A helicopter with some forward velocity is like the same man climbing a solid hillside, making more ground for the same energy input.
In a vertical climb the air meeting the rotor has already been accelerated to a degree, whereas in forward flight the degree of downward acceleration is less. Result: More bang for the buck.

The Nr Fairy
11th Jul 2001, 21:26
As Tinstaafl says, certain combinations of height and airspeed result in too little enegry in the system as a whole ( combined kinetic and potential ) to make a safe flare and have enough left for the cushion at the bottom of an autorotation.

Single engined take off profiles follow a narrow corridor outside the high/slow and low/fast portions of the avoid curve. In an R22, this is basically an acceleration at 5' to 10' agl, rotate at 40kts, then climb away at 60kts.

Towering ( vertical ) takeoffs are available in certain circumstances - especially if you're in such a confined area that you've no room to accelerate. However, an engine failure will mean some seriously quick reactions and even that won't guarantee a successful outcome.

As for the best ROC speed, imagine an upside down bell-shaped curve where the faster you go, up to a certain speed, you need less power for straight and level. Above that point you need to add power to stay straight and level. 53kts in an R22 is the bottom of the curve, and therefore where most power is left for climbing.

Ask on the Rotorheads forum if you want more - there's far more knowledgeable people than me there.

[Edited for spellin]

[ 12 July 2001: Message edited by: The Nr Fairy ]

Dave Incognito
12th Jul 2001, 14:31
Thanks for all the responses, much appreciated.

Have a good one, Dave.

4dogs
12th Jul 2001, 21:08
Dave,

Your assessment of the physics would be correct if the lift vector was a constant. It isn't.

Generally, the hover is the most power hungry mode of flight. The wonderful world of RW aerodynamics enjoys dramatic increases in rotor thrust with forward speed, almost identical with that of aeroplanes.

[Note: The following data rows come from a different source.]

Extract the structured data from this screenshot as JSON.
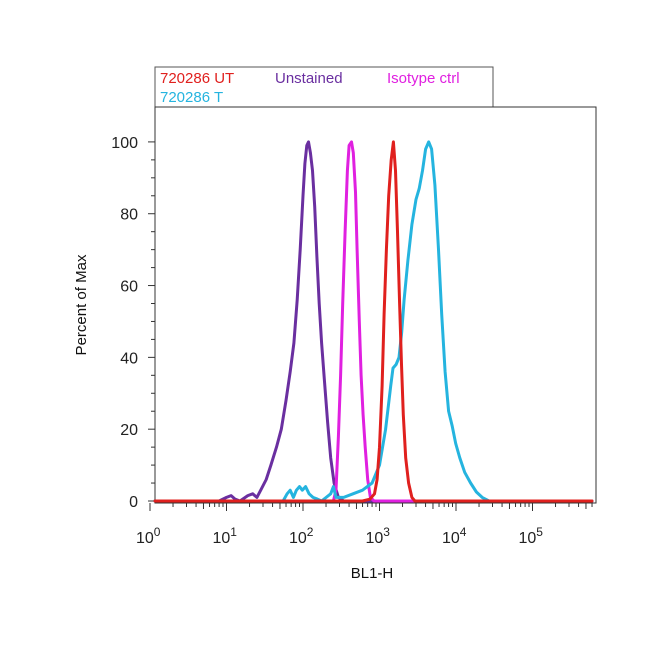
{
  "chart_data": {
    "type": "line",
    "subtype": "flow-cytometry-histogram",
    "title": "",
    "xlabel": "BL1-H",
    "ylabel": "Percent of Max",
    "x_scale": "log",
    "xlim": [
      1,
      600000
    ],
    "ylim": [
      0,
      110
    ],
    "x_tick_exponents": [
      0,
      1,
      2,
      3,
      4,
      5
    ],
    "x_tick_base": "10",
    "y_ticks": [
      0,
      20,
      40,
      60,
      80,
      100
    ],
    "grid": false,
    "legend_position": "top, above plot",
    "legend": [
      {
        "label": "720286 UT",
        "color": "#e0201e"
      },
      {
        "label": "Unstained",
        "color": "#6a2fa0"
      },
      {
        "label": "Isotype ctrl",
        "color": "#e020e0"
      },
      {
        "label": "720286 T",
        "color": "#25b4df"
      }
    ],
    "series": [
      {
        "name": "Unstained",
        "color": "#6a2fa0",
        "points": [
          [
            1,
            0
          ],
          [
            8,
            0
          ],
          [
            10,
            1
          ],
          [
            11.5,
            1.5
          ],
          [
            13,
            0.5
          ],
          [
            15,
            0
          ],
          [
            19,
            1.5
          ],
          [
            22,
            2
          ],
          [
            25,
            1
          ],
          [
            28,
            3
          ],
          [
            33,
            6
          ],
          [
            38,
            10
          ],
          [
            45,
            15
          ],
          [
            52,
            20
          ],
          [
            60,
            28
          ],
          [
            68,
            36
          ],
          [
            76,
            44
          ],
          [
            84,
            56
          ],
          [
            92,
            70
          ],
          [
            100,
            85
          ],
          [
            106,
            94
          ],
          [
            112,
            99
          ],
          [
            118,
            100
          ],
          [
            125,
            97
          ],
          [
            133,
            92
          ],
          [
            142,
            82
          ],
          [
            152,
            68
          ],
          [
            163,
            55
          ],
          [
            175,
            44
          ],
          [
            190,
            34
          ],
          [
            210,
            22
          ],
          [
            230,
            12
          ],
          [
            255,
            5
          ],
          [
            290,
            1
          ],
          [
            340,
            0
          ],
          [
            600000,
            0
          ]
        ]
      },
      {
        "name": "Isotype ctrl",
        "color": "#e020e0",
        "points": [
          [
            1,
            0
          ],
          [
            250,
            0
          ],
          [
            270,
            3
          ],
          [
            290,
            18
          ],
          [
            310,
            35
          ],
          [
            330,
            55
          ],
          [
            355,
            75
          ],
          [
            380,
            92
          ],
          [
            400,
            99
          ],
          [
            430,
            100
          ],
          [
            455,
            97
          ],
          [
            485,
            86
          ],
          [
            510,
            70
          ],
          [
            545,
            50
          ],
          [
            575,
            35
          ],
          [
            610,
            24
          ],
          [
            650,
            15
          ],
          [
            700,
            6
          ],
          [
            760,
            1
          ],
          [
            850,
            0
          ],
          [
            600000,
            0
          ]
        ]
      },
      {
        "name": "720286 T",
        "color": "#25b4df",
        "points": [
          [
            1,
            0
          ],
          [
            55,
            0
          ],
          [
            62,
            2
          ],
          [
            68,
            3
          ],
          [
            75,
            1
          ],
          [
            82,
            3
          ],
          [
            90,
            4
          ],
          [
            98,
            3
          ],
          [
            108,
            4
          ],
          [
            120,
            2
          ],
          [
            135,
            1
          ],
          [
            155,
            0.5
          ],
          [
            175,
            0
          ],
          [
            230,
            2
          ],
          [
            250,
            4
          ],
          [
            270,
            1
          ],
          [
            340,
            1
          ],
          [
            450,
            2
          ],
          [
            600,
            3
          ],
          [
            800,
            5
          ],
          [
            1000,
            10
          ],
          [
            1200,
            20
          ],
          [
            1400,
            32
          ],
          [
            1500,
            37
          ],
          [
            1650,
            38
          ],
          [
            1800,
            40
          ],
          [
            1950,
            47
          ],
          [
            2100,
            56
          ],
          [
            2350,
            67
          ],
          [
            2650,
            77
          ],
          [
            3000,
            84
          ],
          [
            3300,
            87
          ],
          [
            3650,
            92
          ],
          [
            4000,
            98
          ],
          [
            4400,
            100
          ],
          [
            4800,
            98
          ],
          [
            5300,
            88
          ],
          [
            5900,
            70
          ],
          [
            6500,
            52
          ],
          [
            7200,
            36
          ],
          [
            8000,
            25
          ],
          [
            8900,
            21
          ],
          [
            9900,
            16
          ],
          [
            11200,
            12
          ],
          [
            13000,
            8
          ],
          [
            15500,
            5
          ],
          [
            18500,
            2.5
          ],
          [
            22000,
            1
          ],
          [
            27000,
            0
          ],
          [
            600000,
            0
          ]
        ]
      },
      {
        "name": "720286 UT",
        "color": "#e0201e",
        "points": [
          [
            1,
            0
          ],
          [
            600,
            0
          ],
          [
            750,
            0.5
          ],
          [
            860,
            2
          ],
          [
            930,
            6
          ],
          [
            1000,
            15
          ],
          [
            1080,
            32
          ],
          [
            1150,
            52
          ],
          [
            1230,
            70
          ],
          [
            1320,
            85
          ],
          [
            1420,
            95
          ],
          [
            1520,
            100
          ],
          [
            1620,
            92
          ],
          [
            1720,
            75
          ],
          [
            1830,
            55
          ],
          [
            1940,
            38
          ],
          [
            2050,
            24
          ],
          [
            2200,
            12
          ],
          [
            2400,
            5
          ],
          [
            2650,
            1
          ],
          [
            2900,
            0
          ],
          [
            600000,
            0
          ]
        ]
      }
    ]
  }
}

The power required vs airspeed diagram looks very much like the diagram you are more familiar with. It matters not that the causes are different, the outcomes are largely the same. One accelerates for take-off to maximise the reduction in power required - things really start to happen around 10-15kt, max angle is generally around 35-45kt, max rate is around 55-74kt and above that you really start to pay for the privilege of going (relatively) fast.

While on the subject of power required charts, the multi-engine issue is exactly the same as for your twin aeroplane: lose one engine (twin, not EH101) and you lose between 75-95% of your performance.

Droopy
12th Jul 2001, 22:26
Your question was specifically about speed affecting climb performance so this is how I explain it in uncomplicated terms to non-flyers; they seem to be happy:-

In a still air hover, nil airspeed, the rotor disc is working very inefficiently as it sucks air down from above; this is caused by induced drag [same idea as needing coarse pitch at speed with a VP prop].

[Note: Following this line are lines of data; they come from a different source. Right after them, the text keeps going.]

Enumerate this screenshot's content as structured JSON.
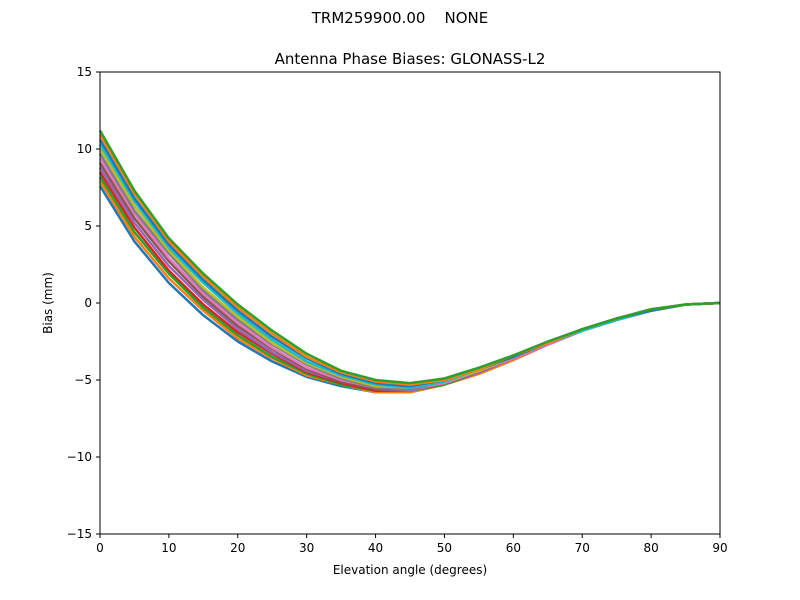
{
  "page": {
    "suptitle": "TRM259900.00    NONE"
  },
  "chart_data": {
    "type": "line",
    "title": "Antenna Phase Biases: GLONASS-L2",
    "xlabel": "Elevation angle (degrees)",
    "ylabel": "Bias (mm)",
    "xlim": [
      0,
      90
    ],
    "ylim": [
      -15,
      15
    ],
    "xticks": [
      0,
      10,
      20,
      30,
      40,
      50,
      60,
      70,
      80,
      90
    ],
    "yticks": [
      -15,
      -10,
      -5,
      0,
      5,
      10,
      15
    ],
    "xtick_labels": [
      "0",
      "10",
      "20",
      "30",
      "40",
      "50",
      "60",
      "70",
      "80",
      "90"
    ],
    "ytick_labels": [
      "−15",
      "−10",
      "−5",
      "0",
      "5",
      "10",
      "15"
    ],
    "grid": false,
    "legend": "none",
    "x": [
      0,
      5,
      10,
      15,
      20,
      25,
      30,
      35,
      40,
      45,
      50,
      55,
      60,
      65,
      70,
      75,
      80,
      85,
      90
    ],
    "series_colors": [
      "#1f77b4",
      "#ff7f0e",
      "#2ca02c",
      "#d62728",
      "#9467bd",
      "#8c564b",
      "#e377c2",
      "#7f7f7f",
      "#bcbd22",
      "#17becf"
    ],
    "series": [
      {
        "values": [
          7.6,
          4.0,
          1.3,
          -0.8,
          -2.5,
          -3.8,
          -4.8,
          -5.4,
          -5.8,
          -5.8,
          -5.3,
          -4.6,
          -3.7,
          -2.7,
          -1.8,
          -1.1,
          -0.5,
          -0.1,
          0.0
        ]
      },
      {
        "values": [
          7.9,
          4.3,
          1.6,
          -0.5,
          -2.3,
          -3.6,
          -4.7,
          -5.3,
          -5.8,
          -5.8,
          -5.3,
          -4.6,
          -3.7,
          -2.7,
          -1.8,
          -1.1,
          -0.5,
          -0.1,
          0.0
        ]
      },
      {
        "values": [
          8.2,
          4.6,
          1.9,
          -0.3,
          -2.1,
          -3.5,
          -4.6,
          -5.3,
          -5.7,
          -5.7,
          -5.3,
          -4.5,
          -3.6,
          -2.7,
          -1.8,
          -1.1,
          -0.5,
          -0.1,
          0.0
        ]
      },
      {
        "values": [
          8.5,
          4.9,
          2.1,
          -0.1,
          -1.9,
          -3.3,
          -4.5,
          -5.2,
          -5.7,
          -5.7,
          -5.2,
          -4.5,
          -3.6,
          -2.7,
          -1.8,
          -1.1,
          -0.5,
          -0.1,
          0.0
        ]
      },
      {
        "values": [
          8.8,
          5.2,
          2.4,
          0.2,
          -1.7,
          -3.2,
          -4.4,
          -5.1,
          -5.6,
          -5.7,
          -5.2,
          -4.5,
          -3.6,
          -2.7,
          -1.8,
          -1.1,
          -0.5,
          -0.1,
          0.0
        ]
      },
      {
        "values": [
          9.1,
          5.5,
          2.7,
          0.4,
          -1.5,
          -3.0,
          -4.3,
          -5.1,
          -5.6,
          -5.6,
          -5.2,
          -4.4,
          -3.6,
          -2.7,
          -1.8,
          -1.1,
          -0.5,
          -0.1,
          0.0
        ]
      },
      {
        "values": [
          9.4,
          5.8,
          2.9,
          0.6,
          -1.3,
          -2.9,
          -4.2,
          -5.0,
          -5.5,
          -5.6,
          -5.2,
          -4.4,
          -3.6,
          -2.7,
          -1.8,
          -1.1,
          -0.5,
          -0.1,
          0.0
        ]
      },
      {
        "values": [
          9.7,
          6.0,
          3.2,
          0.8,
          -1.1,
          -2.7,
          -4.0,
          -4.9,
          -5.5,
          -5.6,
          -5.1,
          -4.4,
          -3.5,
          -2.6,
          -1.8,
          -1.1,
          -0.5,
          -0.1,
          0.0
        ]
      },
      {
        "values": [
          10.0,
          6.3,
          3.4,
          1.0,
          -0.9,
          -2.6,
          -3.9,
          -4.8,
          -5.4,
          -5.5,
          -5.1,
          -4.4,
          -3.5,
          -2.6,
          -1.8,
          -1.1,
          -0.5,
          -0.1,
          0.0
        ]
      },
      {
        "values": [
          10.3,
          6.6,
          3.6,
          1.3,
          -0.7,
          -2.4,
          -3.8,
          -4.7,
          -5.3,
          -5.5,
          -5.1,
          -4.3,
          -3.5,
          -2.6,
          -1.8,
          -1.1,
          -0.5,
          -0.1,
          0.0
        ]
      },
      {
        "values": [
          10.6,
          6.8,
          3.8,
          1.5,
          -0.5,
          -2.2,
          -3.6,
          -4.6,
          -5.2,
          -5.4,
          -5.0,
          -4.3,
          -3.5,
          -2.6,
          -1.7,
          -1.0,
          -0.5,
          -0.1,
          0.0
        ]
      },
      {
        "values": [
          10.9,
          7.1,
          4.0,
          1.7,
          -0.3,
          -2.0,
          -3.5,
          -4.5,
          -5.1,
          -5.3,
          -5.0,
          -4.3,
          -3.4,
          -2.6,
          -1.7,
          -1.0,
          -0.4,
          -0.1,
          0.0
        ]
      },
      {
        "values": [
          11.2,
          7.3,
          4.2,
          1.9,
          -0.1,
          -1.8,
          -3.3,
          -4.4,
          -5.0,
          -5.2,
          -4.9,
          -4.2,
          -3.4,
          -2.5,
          -1.7,
          -1.0,
          -0.4,
          -0.1,
          0.0
        ]
      }
    ]
  }
}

As the disc flies forward faster - just like a frisbee - it becomes markedly more efficient. This process starts with a "step" of reduced drag at a point known as translational lift and then continues progressively. This also applies hovering into a reasonable wind.

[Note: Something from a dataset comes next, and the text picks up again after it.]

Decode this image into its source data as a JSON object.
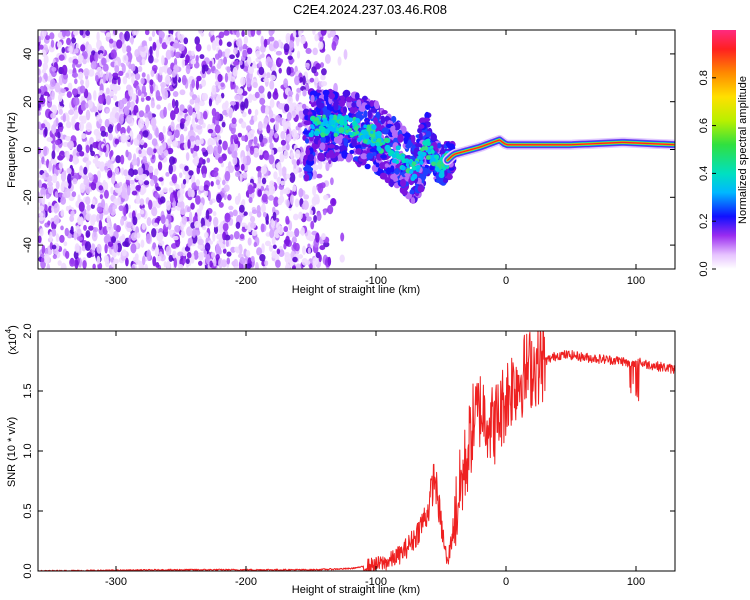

As the airspeed builds, however, drag on the airframe itself increases and the power required just to go faster increases.

The net result is very high power required to hover with a low power requirement in the middle speed range and high power again at the top end of the range. The typical "efficient" speed range for an aircraft capable of 120kt will be in the order of 20kt - 80kt and the most efficient will be 55-70kt depending on type.

Clearly if you want to climb at the best rate then you accelerate to it at low level and then climb, as a power loss at 50-150ft or thereabouts with no speed would result in no time to set up a stable autorotation before you hit the ground.

It's rather a long subject but that's it in a nutshell.